Acquring linescan images from Danio rerio embryos. (a) In silico microangiogram of a 48 hpf wild-type zebrafish embryo. Regions of interest used for acquiring linescan images are boxed (intersomitic vessel = ISV, dorsal aorta = DA). (b and c) A single plane (XY) image (Top) showing the orientation of scan lines used to create perpendicular linescans (Bottom) of the intersomitic vessels (b) and dorsal aorta (c). The boundary between slow moving (elongated) cells and fast moving (compressed) cells reflects a ventricular contraction and is easily observed in the Dorsal Aorta (c). (d) A parallel linescan acquired from the dorsal aorta shows a series of lines whose slope is inversely proportional to cellular velocity. Distinct regions of acceleration, constant velocity, and deceleration are observed.

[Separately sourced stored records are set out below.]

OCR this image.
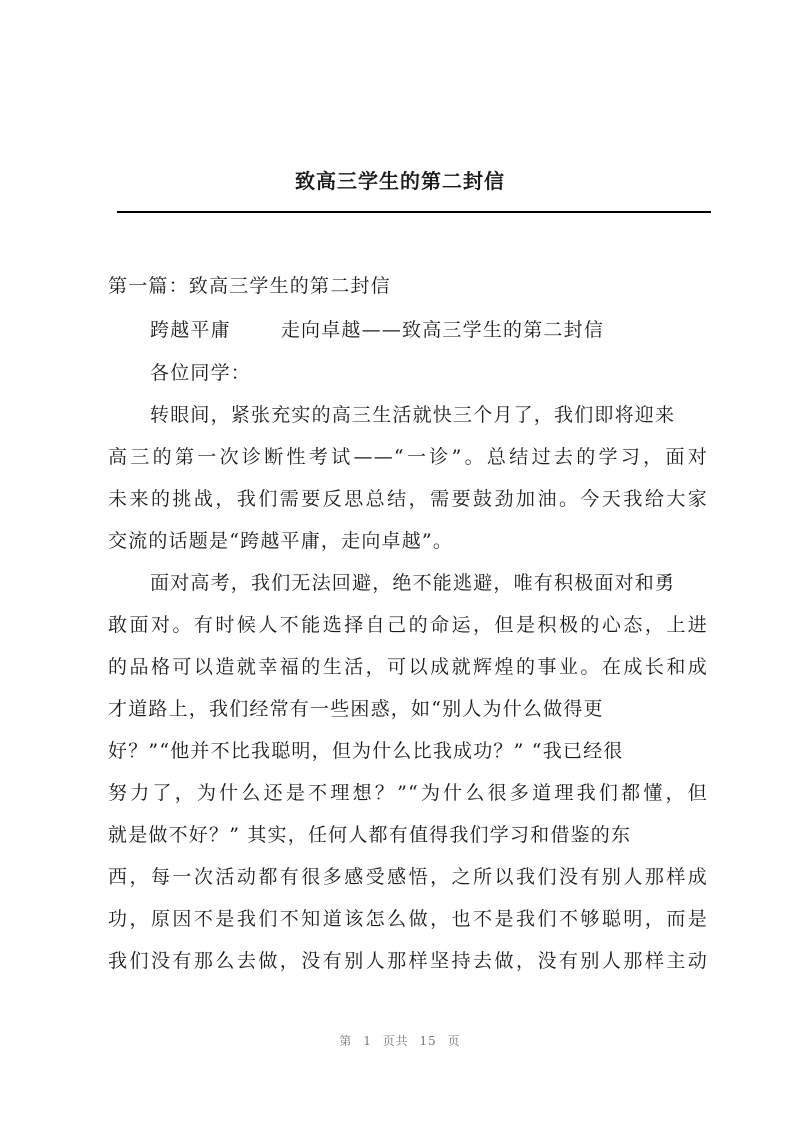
致高三学生的第二封信

第一篇：致高三学生的第二封信

跨越平庸	走向卓越——致高三学生的第二封信

各位同学：

转眼间，紧张充实的高三生活就快三个月了，我们即将迎来

高三的第一次诊断性考试——“一诊”。总结过去的学习，面对

未来的挑战，我们需要反思总结，需要鼓劲加油。今天我给大家

交流的话题是“跨越平庸，走向卓越”。

面对高考，我们无法回避，绝不能逃避，唯有积极面对和勇

敢面对。有时候人不能选择自己的命运，但是积极的心态，上进

的品格可以造就幸福的生活，可以成就辉煌的事业。在成长和成

才道路上，我们经常有一些困惑，如“别人为什么做得更

好？”“他并不比我聪明，但为什么比我成功？” “我已经很

努力了，为什么还是不理想？”“为什么很多道理我们都懂，但

就是做不好？” 其实，任何人都有值得我们学习和借鉴的东

西，每一次活动都有很多感受感悟，之所以我们没有别人那样成

功，原因不是我们不知道该怎么做，也不是我们不够聪明，而是

我们没有那么去做，没有别人那样坚持去做，没有别人那样主动

第 1 页共 15 页
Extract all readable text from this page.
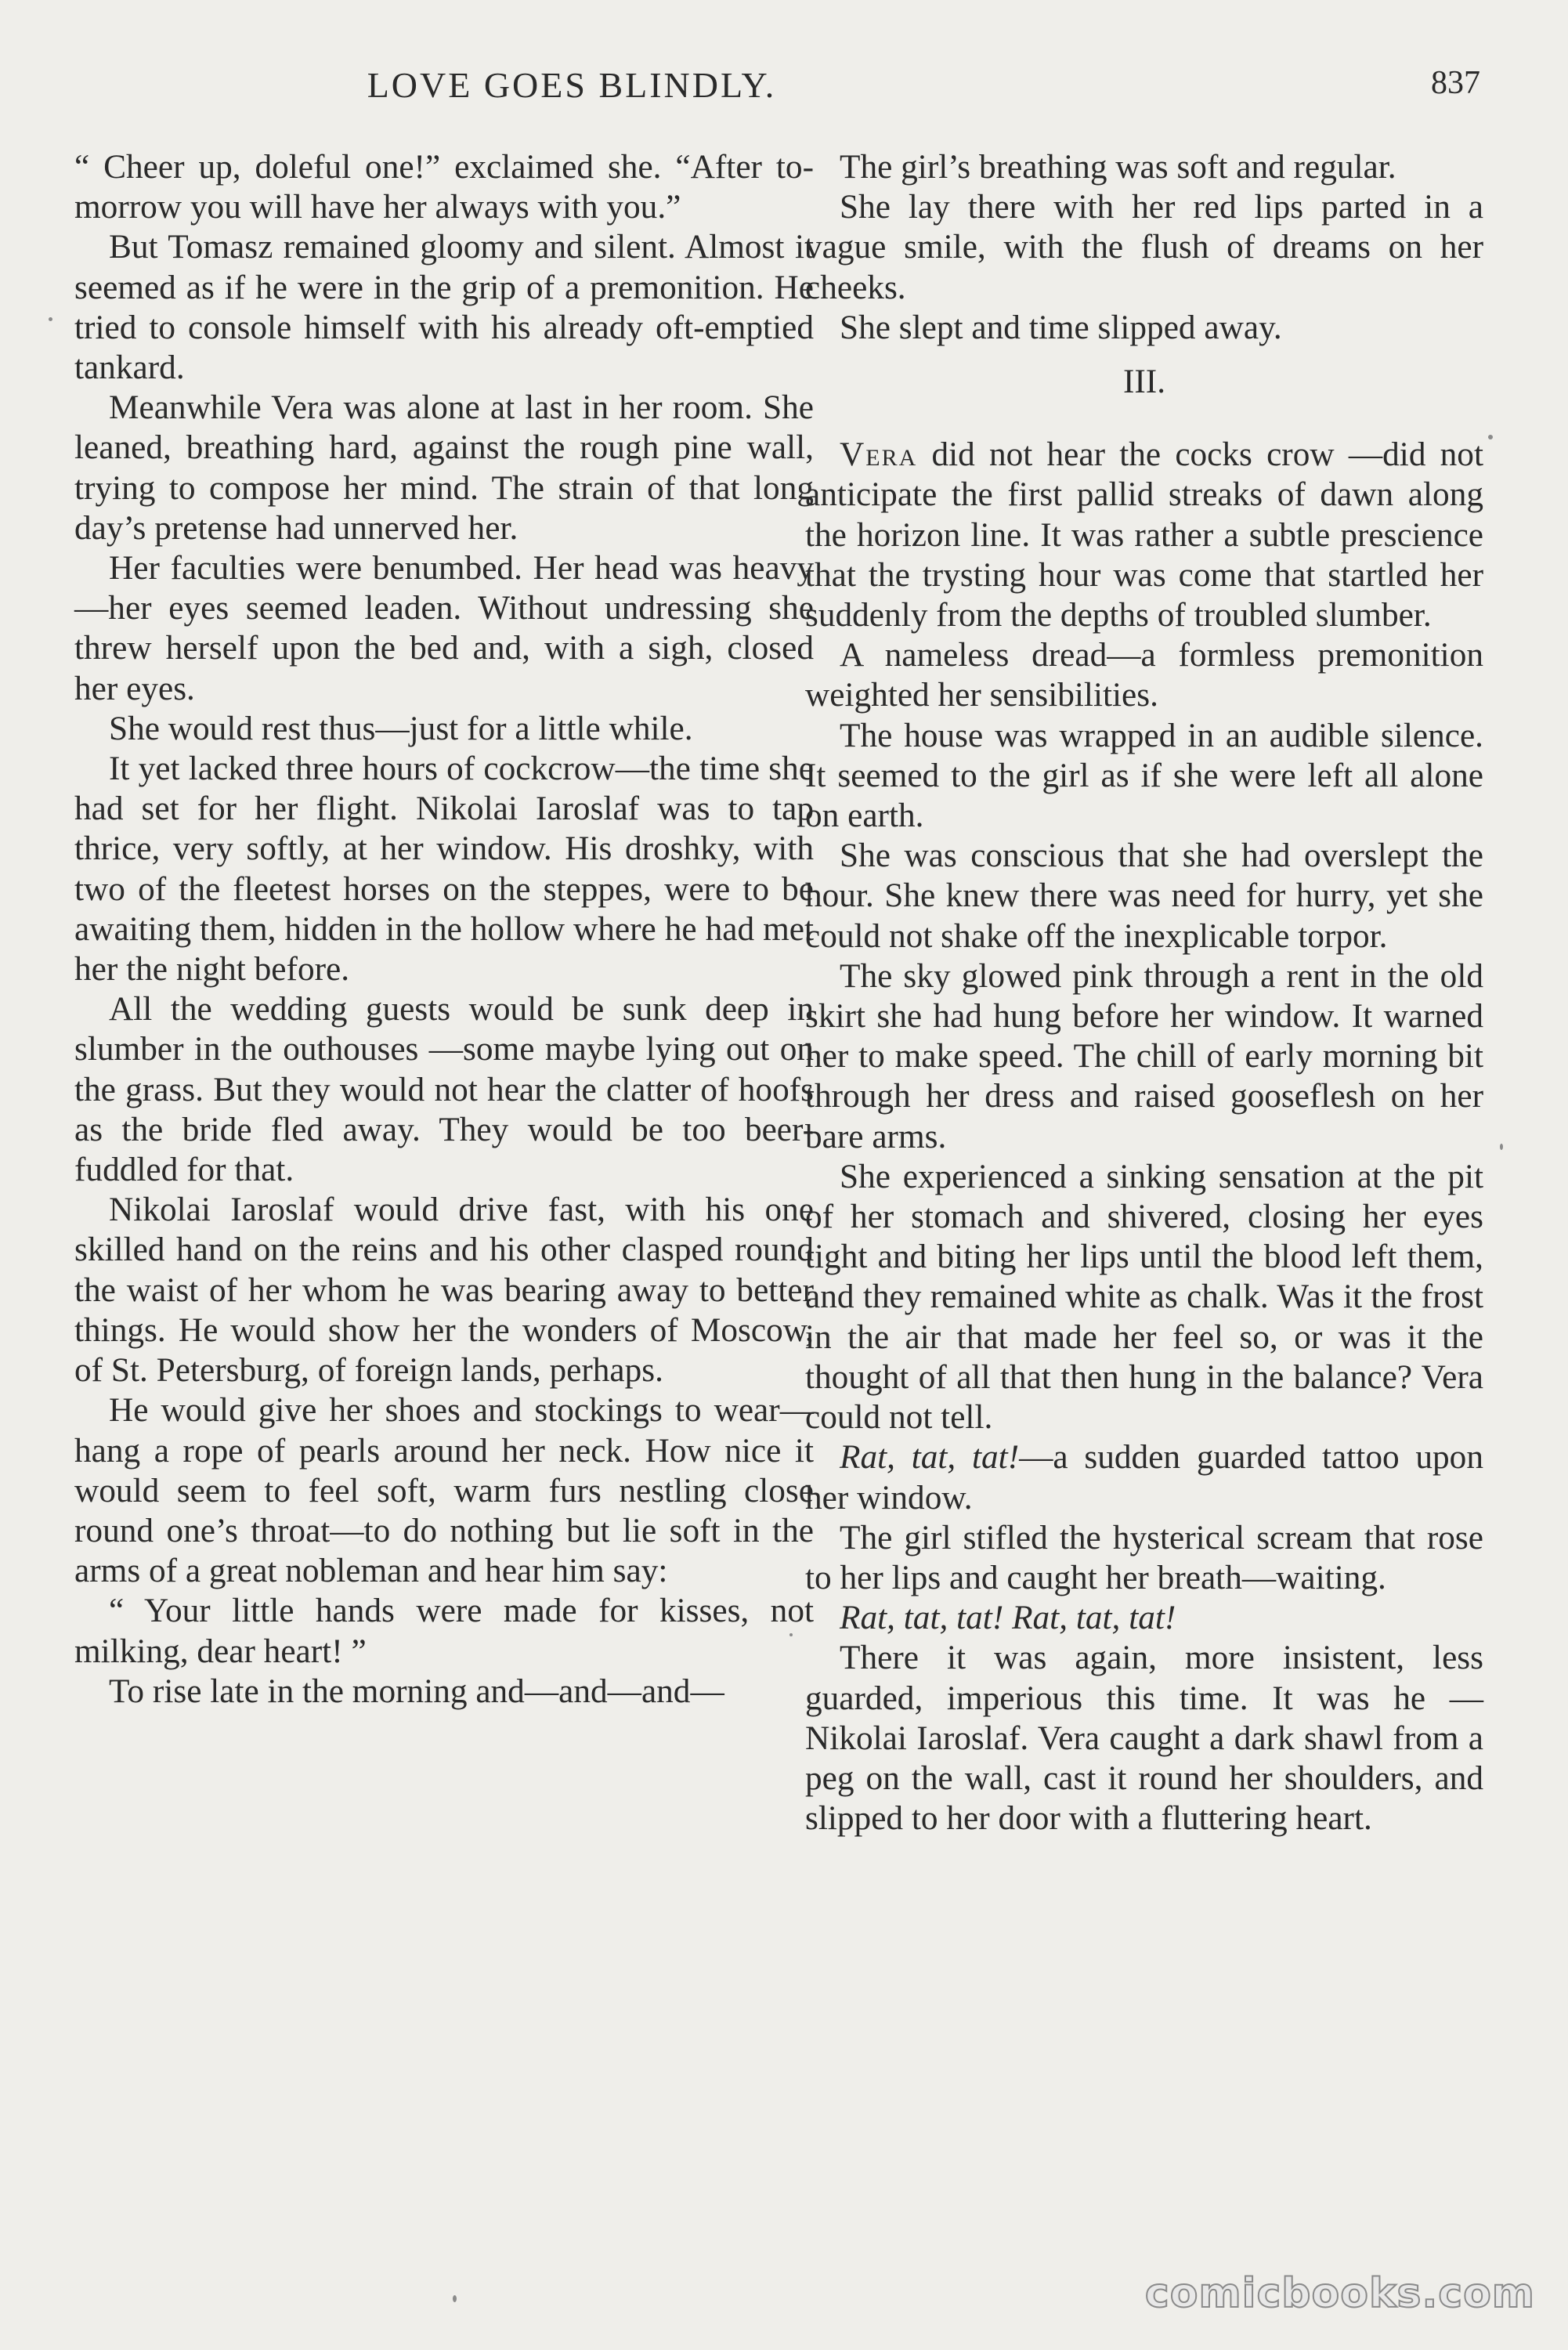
LOVE GOES BLINDLY.	837

“ Cheer up, doleful one!” exclaimed she. “After to-morrow you will have her always with you.”

But Tomasz remained gloomy and silent. Almost it seemed as if he were in the grip of a premonition. He tried to console himself with his already oft-emptied tankard.

Meanwhile Vera was alone at last in her room. She leaned, breathing hard, against the rough pine wall, trying to compose her mind. The strain of that long day’s pretense had unnerved her.

Her faculties were benumbed. Her head was heavy—her eyes seemed leaden. Without undressing she threw herself upon the bed and, with a sigh, closed her eyes.

She would rest thus—just for a little while.

It yet lacked three hours of cockcrow—the time she had set for her flight. Nikolai Iaroslaf was to tap thrice, very softly, at her window. His droshky, with two of the fleetest horses on the steppes, were to be awaiting them, hidden in the hollow where he had met her the night before.

All the wedding guests would be sunk deep in slumber in the outhouses —some maybe lying out on the grass. But they would not hear the clatter of hoofs as the bride fled away. They would be too beer-fuddled for that.

Nikolai Iaroslaf would drive fast, with his one skilled hand on the reins and his other clasped round the waist of her whom he was bearing away to better things. He would show her the wonders of Moscow, of St. Petersburg, of foreign lands, perhaps.

He would give her shoes and stockings to wear—hang a rope of pearls around her neck. How nice it would seem to feel soft, warm furs nestling close round one’s throat—to do nothing but lie soft in the arms of a great nobleman and hear him say:

“ Your little hands were made for kisses, not milking, dear heart! ”

To rise late in the morning and—and—and—

The girl’s breathing was soft and regular.

She lay there with her red lips parted in a vague smile, with the flush of dreams on her cheeks.

She slept and time slipped away.

III.

Vera did not hear the cocks crow —did not anticipate the first pallid streaks of dawn along the horizon line. It was rather a subtle prescience that the trysting hour was come that startled her suddenly from the depths of troubled slumber.

A nameless dread—a formless premonition weighted her sensibilities.

The house was wrapped in an audible silence. It seemed to the girl as if she were left all alone on earth.

She was conscious that she had overslept the hour. She knew there was need for hurry, yet she could not shake off the inexplicable torpor.

The sky glowed pink through a rent in the old skirt she had hung before her window. It warned her to make speed. The chill of early morning bit through her dress and raised gooseflesh on her bare arms.

She experienced a sinking sensation at the pit of her stomach and shivered, closing her eyes tight and biting her lips until the blood left them, and they remained white as chalk. Was it the frost in the air that made her feel so, or was it the thought of all that then hung in the balance? Vera could not tell.

Rat, tat, tat!—a sudden guarded tattoo upon her window.

The girl stifled the hysterical scream that rose to her lips and caught her breath—waiting.

Rat, tat, tat! Rat, tat, tat!

There it was again, more insistent, less guarded, imperious this time. It was he — Nikolai Iaroslaf. Vera caught a dark shawl from a peg on the wall, cast it round her shoulders, and slipped to her door with a fluttering heart.

comicbooks.com
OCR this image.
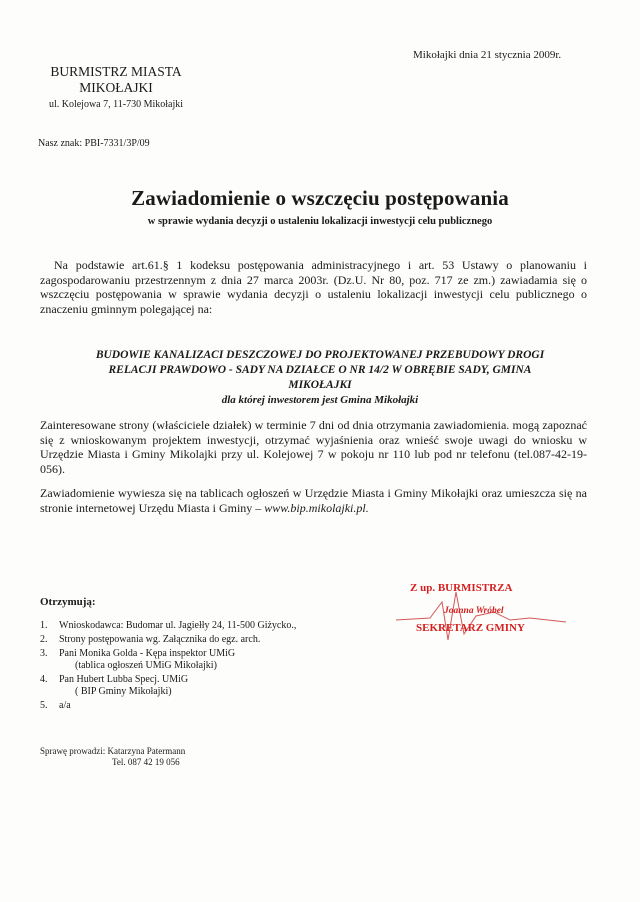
Mikołajki dnia 21 stycznia 2009r.
BURMISTRZ MIASTA
MIKOŁAJKI
ul. Kolejowa 7, 11-730 Mikołajki
Nasz znak: PBI-7331/3P/09
Zawiadomienie o wszczęciu postępowania
w sprawie wydania decyzji o ustaleniu lokalizacji inwestycji celu publicznego
Na podstawie art.61.§ 1 kodeksu postępowania administracyjnego i art. 53 Ustawy o planowaniu i zagospodarowaniu przestrzennym z dnia 27 marca 2003r. (Dz.U. Nr 80, poz. 717 ze zm.) zawiadamia się o wszczęciu postępowania w sprawie wydania decyzji o ustaleniu lokalizacji inwestycji celu publicznego o znaczeniu gminnym polegającej na:
BUDOWIE KANALIZACI DESZCZOWEJ DO PROJEKTOWANEJ PRZEBUDOWY DROGI
RELACJI PRAWDOWO - SADY NA DZIAŁCE O NR 14/2 W OBRĘBIE SADY, GMINA
MIKOŁAJKI
dla której inwestorem jest Gmina Mikołajki
Zainteresowane strony (właściciele działek) w terminie 7 dni od dnia otrzymania zawiadomienia. mogą zapoznać się z wnioskowanym projektem inwestycji, otrzymać wyjaśnienia oraz wnieść swoje uwagi do wniosku w Urzędzie Miasta i Gminy Mikolajki przy ul. Kolejowej 7 w pokoju nr 110 lub pod nr telefonu (tel.087-42-19-056).
Zawiadomienie wywiesza się na tablicach ogłoszeń w Urzędzie Miasta i Gminy Mikołajki oraz umieszcza się na stronie internetowej Urzędu Miasta i Gminy – www.bip.mikolajki.pl.
Z up. BURMISTRZA
Joanna Wróbel
SEKRETARZ GMINY
Otrzymują:
1.	Wnioskodawca: Budomar ul. Jagiełły 24, 11-500 Giżycko.,
2.	Strony postępowania wg. Załącznika do egz. arch.
3.	Pani Monika Golda - Kępa inspektor UMiG
(tablica ogłoszeń UMiG Mikołajki)
4.	Pan Hubert Lubba Specj. UMiG
( BIP Gminy Mikołajki)
5.	a/a
Sprawę prowadzi: Katarzyna Patermann
Tel. 087 42 19 056
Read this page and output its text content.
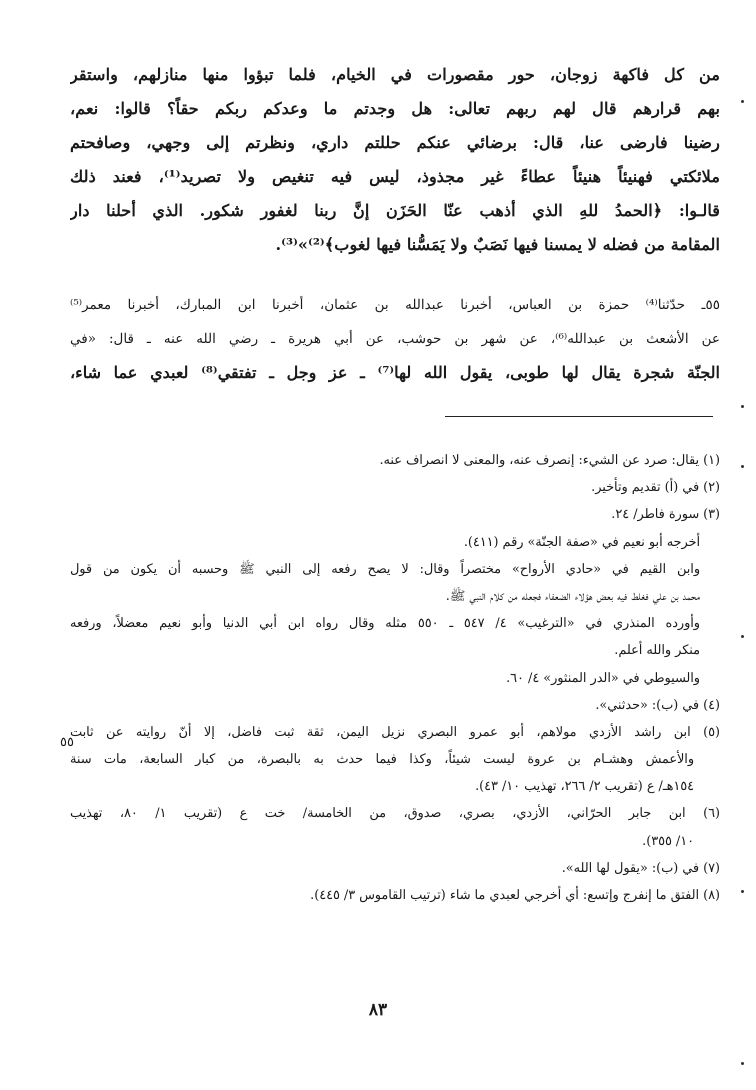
من كل فاكهة زوجان، حور مقصورات في الخيام، فلما تبؤوا منها منازلهم، واستقر
بهم قرارهم قال لهم ربهم تعالى: هل وجدتم ما وعدكم ربكم حقاً؟ قالوا: نعم،
رضينا فارضى عنا، قال: برضائي عنكم حللتم داري، ونظرتم إلى وجهي، وصافحتم
ملائكتي فهنيئاً هنيئاً عطاءً غير مجذوذ، ليس فيه تنغيص ولا تصريد⁽¹⁾، فعند ذلك
قالـوا: ﴿الحمدُ للهِ الذي أذهب عنّا الحَزَن إنَّ ربنا لغفور شكور. الذي أحلنا دار
المقامة من فضله لا يمسنا فيها نَصَبٌ ولا يَمَسُّنا فيها لغوب﴾⁽²⁾»⁽³⁾.
٥٥ـ حدّثنا⁽⁴⁾ حمزة بن العباس، أخبرنا عبدالله بن عثمان، أخبرنا ابن المبارك، أخبرنا معمر⁽⁵⁾
عن الأشعث بن عبدالله⁽⁶⁾، عن شهر بن حوشب، عن أبي هريرة ـ رضي الله عنه ـ قال: «في
الجنّة شجرة يقال لها طوبى، يقول الله لها⁽⁷⁾ ـ عز وجل ـ تفتقي⁽⁸⁾ لعبدي عما شاء،
(١) يقال: صرد عن الشيء: إنصرف عنه، والمعنى لا انصراف عنه.
(٢) في (أ) تقديم وتأخير.
(٣) سورة فاطر/ ٢٤.
أخرجه أبو نعيم في «صفة الجنّة» رقم (٤١١).
وابن القيم في «حادي الأرواح» مختصراً وقال: لا يصح رفعه إلى النبي ﷺ وحسبه أن يكون من قول
محمد بن علي فغلط فيه بعض هؤلاء الضعفاء فجعله من كلام النبي ﷺ.
وأورده المنذري في «الترغيب» ٤/ ٥٤٧ ـ ٥٥٠ مثله وقال رواه ابن أبي الدنيا وأبو نعيم معضلاً، ورفعه
منكر والله أعلم.
والسيوطي في «الدر المنثور» ٤/ ٦٠.
(٤) في (ب): «حدثني».
(٥) ابن راشد الأزدي مولاهم، أبو عمرو البصري نزيل اليمن، ثقة ثبت فاضل، إلا أنّ روايته عن ثابت
والأعمش وهشـام بن عروة ليست شيئاً، وكذا فيما حدث به بالبصرة، من كبار السابعة، مات سنة
١٥٤هـ/ ع (تقريب ٢/ ٢٦٦، تهذيب ١٠/ ٤٣).
(٦) ابن جابر الحرّاني، الأزدي، بصري، صدوق، من الخامسة/ خت ع (تقريب ١/ ٨٠، تهذيب
١٠/ ٣٥٥).
(٧) في (ب): «يقول لها الله».
(٨) الفتق ما إنفرج وإتسع: أي أخرجي لعبدي ما شاء (ترتيب القاموس ٣/ ٤٤٥).
٥٥
٨٣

Laser-scanning velocimetry provides functional evidence for the presence of an aortic arch constriction in OSM-deficient embryos. (a) Western blotting for OSM in lysates from control or OSM morpholino-injected embryos harvested at 48 hpf shows nearly complete repression of OSM expression. The abundance of ERK2 is shown as a loading control. (b) Intensity of OSM bands normalized to ERK2 by densitometry for western blots shown in Panel a. (c) OSM morphant embryos at 48 hpf exhibited pericardial edema (arrowhead). (d) Co-injection of OSM mRNA along with OSM morpholino restored cell flux to levels similar to that of control embryos. Cell flux was quantified by scan lines drawn perpendicular to the dorsal aorta above the cloaca. Error bars represent the SEM, n = 3. (e) In silico microangiography of the aortic arch (arrowheads) at 28 hpf shows constricted flow through this region of the outflow tract in OSM-deficient embryos. A region of post-stenotic dilation (arrow), the result of turbulent flow, is occasionally observed. Scale bar is 25 μm. (f) Peak blood cell velocity, measured by laser-scanning velocimetry is increased in OSM-deficient embryos. Error bars represent SEM. Asterisk denotes p = 0.0017 for the two-tailed Student's T-test, n = 3. OSM morpholino #1 was used for the data presented here. Laser-Scanning Velocimetry Data Analyzer smoothing parameters used for trace, velocity, and acceleration smoothing were 5, 10, and 20, respectively.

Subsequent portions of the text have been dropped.